Hello,
I installed CUDA 4.0 without problems in Debian 6.0 using “cudatoolkit_4.0.13_linux_32_ubuntu10.10.run” and “devdriver_4.0_linux_32_270.40.run”. I can compile all examples in “gpucomputingsdk_4.0.13_linux.run” and they run correctly.

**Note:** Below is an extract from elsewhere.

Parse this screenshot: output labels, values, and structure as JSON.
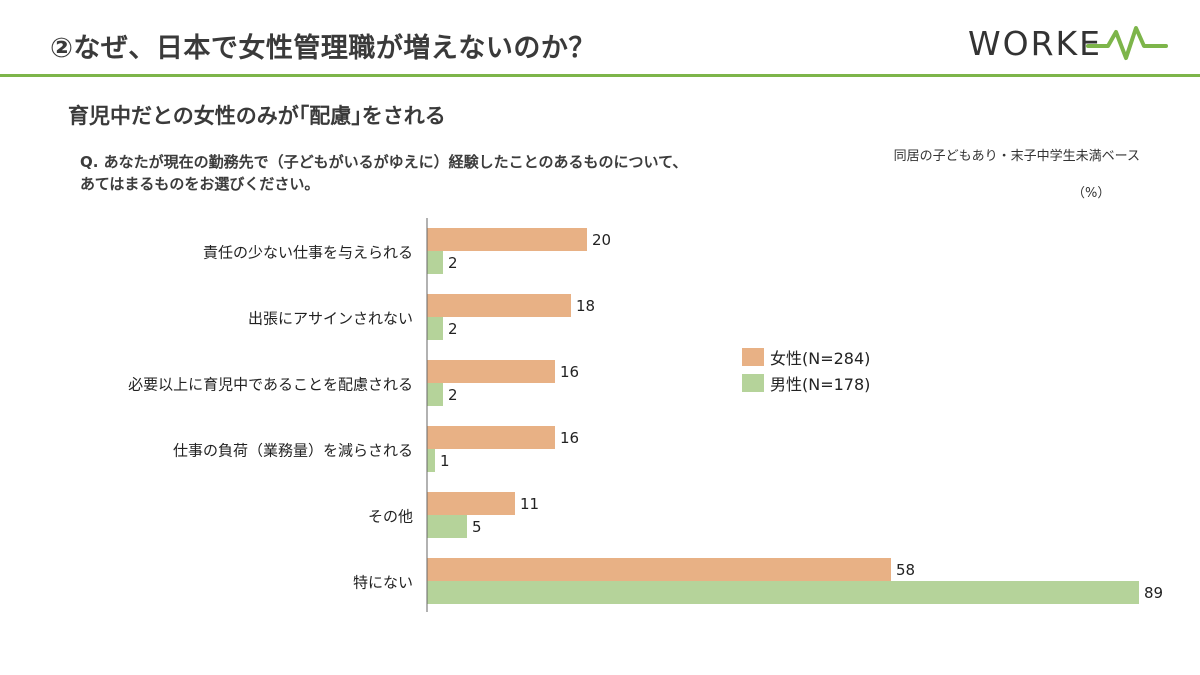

However, when I compile one program that I wrote to simulate propagation in the Cubic-Quintic Complex Ginzburg-Landau Equation, program compiled with CUDA 4.0 is slower than the same code compiled using CUDA 3.1 (80 s from CUDA 4.0 against 50 s from CUDA 3.1).
The Makefile content is:
Add source files here
EXECUTABLE := cgle2dcuda_sm20
Cuda source files (compiled with cudacc)
CUFILES_sm_20 := cgle2dcuda_sm20.cu
Additional compiler flags and LIBs to include
USECUFFT := 1
################################################################################
Rules and targets
include …/…/common/common.mk
I used cufftExecZ2Z functions to pass from time space to Fourier space, both forward and backward, and two kernels to make propagation calculations. An example of the code we used is:
cufftExecZ2Z(plan, (cufftDoubleComplex*)d_datau, (cufftDoubleComplex*)d_datau, CUFFT_FORWARD);
cufftExecZ2Z(plan, (cufftDoubleComplex*)d_datav, (cufftDoubleComplex*)d_datav, CUFFT_FORWARD);
propagateData<<<NBLOCK,NHILOS>>>(d_datau,d_datav, N_SIZE, d_D11u,d_D11v,h_c[3]);
cufftExecZ2Z(plan, (cufftDoubleComplex*)d_datau, (cufftDoubleComplex*)d_datau, CUFFT_INVERSE);
cufftExecZ2Z(plan, (cufftDoubleComplex*)d_datav, (cufftDoubleComplex*)d_datav, CUFFT_INVERSE);
and propagateData function is:
static __global__ void propagateData(cufftDoubleComplex* a, cufftDoubleComplex* b, int size, cuDoubleComplex* D11a, cuDoubleComplex* D11b, double d_c)
{
double norm=1./(double)size;
double paso=0.0001;
const int numThreads = blockDim.x * gridDim.x;
const int threadID = blockIdx.x * blockDim.x + threadIdx.x;
for (int i = threadID; i < size; i += numThreads){
a[i]=propagateLineal(a[i],D11a[i],paso, d_c, norm);
b[i]=propagateLineal(b[i],D11b[i],paso, d_c, norm);
}
}
Anybody knows why CUDA 4.0 compiled code run slower than CUDA 3.1 compiled code or what am I doing wrong? I used a GeForce GTX470 card.
Thanks.